Here are the most important things you need to know.

What Has Changed?

From July 1 2014, ISA accounts changed to New ISAs (NISAs). The biggest change is the increase in your annual allowance, which now stands at £15,000 in cash, stocks and shares or any combination of the two. So, you don’t need to have the allowance put in to just one option.

You are also able to freely transfer your last years’ ISA savings between stock and share options, as well as cash.

Do I Need to Save the Full £15,000?

You are free to save and invest as much you want under the £15,000 limit. The difference is, as mentioned above, that you don’t need to spend your tax-free allowance in one specific investment or saving.

It is still worth keeping in mind that your unused allowance doesn’t roll over to the next year. Therefore, if you don’t use the full £15,000, you won’t enjoy any additional benefits next year. So, if you want to make the most of your New ISA, you should save as close to the limit as possible.

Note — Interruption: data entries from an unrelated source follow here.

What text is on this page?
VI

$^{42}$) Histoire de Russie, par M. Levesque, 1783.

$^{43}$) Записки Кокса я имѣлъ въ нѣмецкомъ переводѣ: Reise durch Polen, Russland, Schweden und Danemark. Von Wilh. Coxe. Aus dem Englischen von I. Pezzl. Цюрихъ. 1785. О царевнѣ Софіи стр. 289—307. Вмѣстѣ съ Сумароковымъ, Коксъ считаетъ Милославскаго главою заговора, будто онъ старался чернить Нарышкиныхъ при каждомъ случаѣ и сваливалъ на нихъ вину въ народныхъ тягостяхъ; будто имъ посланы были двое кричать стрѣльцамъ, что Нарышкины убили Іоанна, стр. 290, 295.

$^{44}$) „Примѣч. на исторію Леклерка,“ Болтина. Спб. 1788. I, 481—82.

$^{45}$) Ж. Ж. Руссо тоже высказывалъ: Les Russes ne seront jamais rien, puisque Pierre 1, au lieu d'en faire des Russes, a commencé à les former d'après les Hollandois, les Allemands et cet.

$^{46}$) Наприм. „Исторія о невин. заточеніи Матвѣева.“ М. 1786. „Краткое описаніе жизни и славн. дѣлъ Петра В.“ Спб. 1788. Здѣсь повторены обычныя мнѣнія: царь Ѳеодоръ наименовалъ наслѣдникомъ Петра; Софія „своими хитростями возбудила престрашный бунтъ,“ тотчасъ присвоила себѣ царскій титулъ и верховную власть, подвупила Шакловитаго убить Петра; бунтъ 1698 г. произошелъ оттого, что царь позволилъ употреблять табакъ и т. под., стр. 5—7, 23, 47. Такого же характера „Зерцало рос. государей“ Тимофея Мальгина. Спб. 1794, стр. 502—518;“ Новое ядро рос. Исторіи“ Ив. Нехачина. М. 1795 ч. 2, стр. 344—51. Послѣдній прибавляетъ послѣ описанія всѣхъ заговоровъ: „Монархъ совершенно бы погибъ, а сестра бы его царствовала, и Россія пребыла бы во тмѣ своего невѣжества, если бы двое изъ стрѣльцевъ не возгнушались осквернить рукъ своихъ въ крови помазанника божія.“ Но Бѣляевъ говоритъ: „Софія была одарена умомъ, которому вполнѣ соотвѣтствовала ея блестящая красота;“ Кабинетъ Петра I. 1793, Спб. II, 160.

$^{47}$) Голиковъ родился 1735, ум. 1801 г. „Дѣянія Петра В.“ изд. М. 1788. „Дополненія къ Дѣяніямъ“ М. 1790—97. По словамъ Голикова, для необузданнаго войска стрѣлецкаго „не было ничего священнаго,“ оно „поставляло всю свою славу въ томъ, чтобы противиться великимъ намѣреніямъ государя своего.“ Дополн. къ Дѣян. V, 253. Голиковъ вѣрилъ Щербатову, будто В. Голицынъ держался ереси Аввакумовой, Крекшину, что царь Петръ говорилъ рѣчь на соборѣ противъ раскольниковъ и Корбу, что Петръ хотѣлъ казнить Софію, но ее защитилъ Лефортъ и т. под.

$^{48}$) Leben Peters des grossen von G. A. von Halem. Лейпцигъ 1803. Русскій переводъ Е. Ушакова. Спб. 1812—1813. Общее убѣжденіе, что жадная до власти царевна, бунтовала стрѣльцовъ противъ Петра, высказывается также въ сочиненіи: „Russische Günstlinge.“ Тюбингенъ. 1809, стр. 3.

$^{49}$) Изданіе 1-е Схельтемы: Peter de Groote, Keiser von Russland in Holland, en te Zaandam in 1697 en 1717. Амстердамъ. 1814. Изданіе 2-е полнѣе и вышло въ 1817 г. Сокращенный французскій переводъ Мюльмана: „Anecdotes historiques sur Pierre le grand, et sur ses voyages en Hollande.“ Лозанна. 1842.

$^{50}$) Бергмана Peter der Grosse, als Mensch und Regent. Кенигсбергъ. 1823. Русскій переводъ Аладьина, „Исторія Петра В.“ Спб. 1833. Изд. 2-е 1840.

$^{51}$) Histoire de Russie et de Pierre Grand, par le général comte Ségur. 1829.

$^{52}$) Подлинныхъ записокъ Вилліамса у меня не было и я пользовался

The investments you make will keep earning interest and reap the benefits until you need to withdraw the money.

What If I Want to Withdraw?

You are allowed to withdraw money from your New ISA at any time, depending on the individual rules of your ISA account. You won’t lose your tax benefits by withdrawing money.

If you do decide to withdraw money from your account, you won’t get an increase in your annual £15,000 allowance. For instance, if you invest the full £15,000 at the start of the tax year and then withdrew £2,000 from your account later that year. You wouldn’t lose any tax benefits, but you wouldn’t be able to add anymore to your ISA during that tax year, either.

How Are New ISA's Treated for Inheritance Purposes?

Unfortunately, the ISA changes don’t change the situation in case you die before withdrawing your money. Any ISAs you hold, whether cash or stock investments, will be lumped together with your other assets and therefore, fall under inheritance tax.

Furthermore, New ISAs will lose their tax benefits and will become liable to income tax or capital gains tax, if you pass away.

What Type of NISA should I Pick?

You have two New ISA options available for you: the cash saving ISA and the investment ISA. As you have more flexibility now between the two types, you might want to consider which one to pick, or whether investing in both is a better idea.

There are different types of options in both of these ISAs. Cash saving ISAs are great because you don’t need to pay any tax on the interest. But investments ISAs are a bit trickier, as some tax rules still apply. Generally, if you are a small investor, you typically enjoy more benefits by just using your cash NISAs. If you belong to the higher rate tax bracket and you are a big investor, you might benefit more by splitting your allowance between the two NISAs.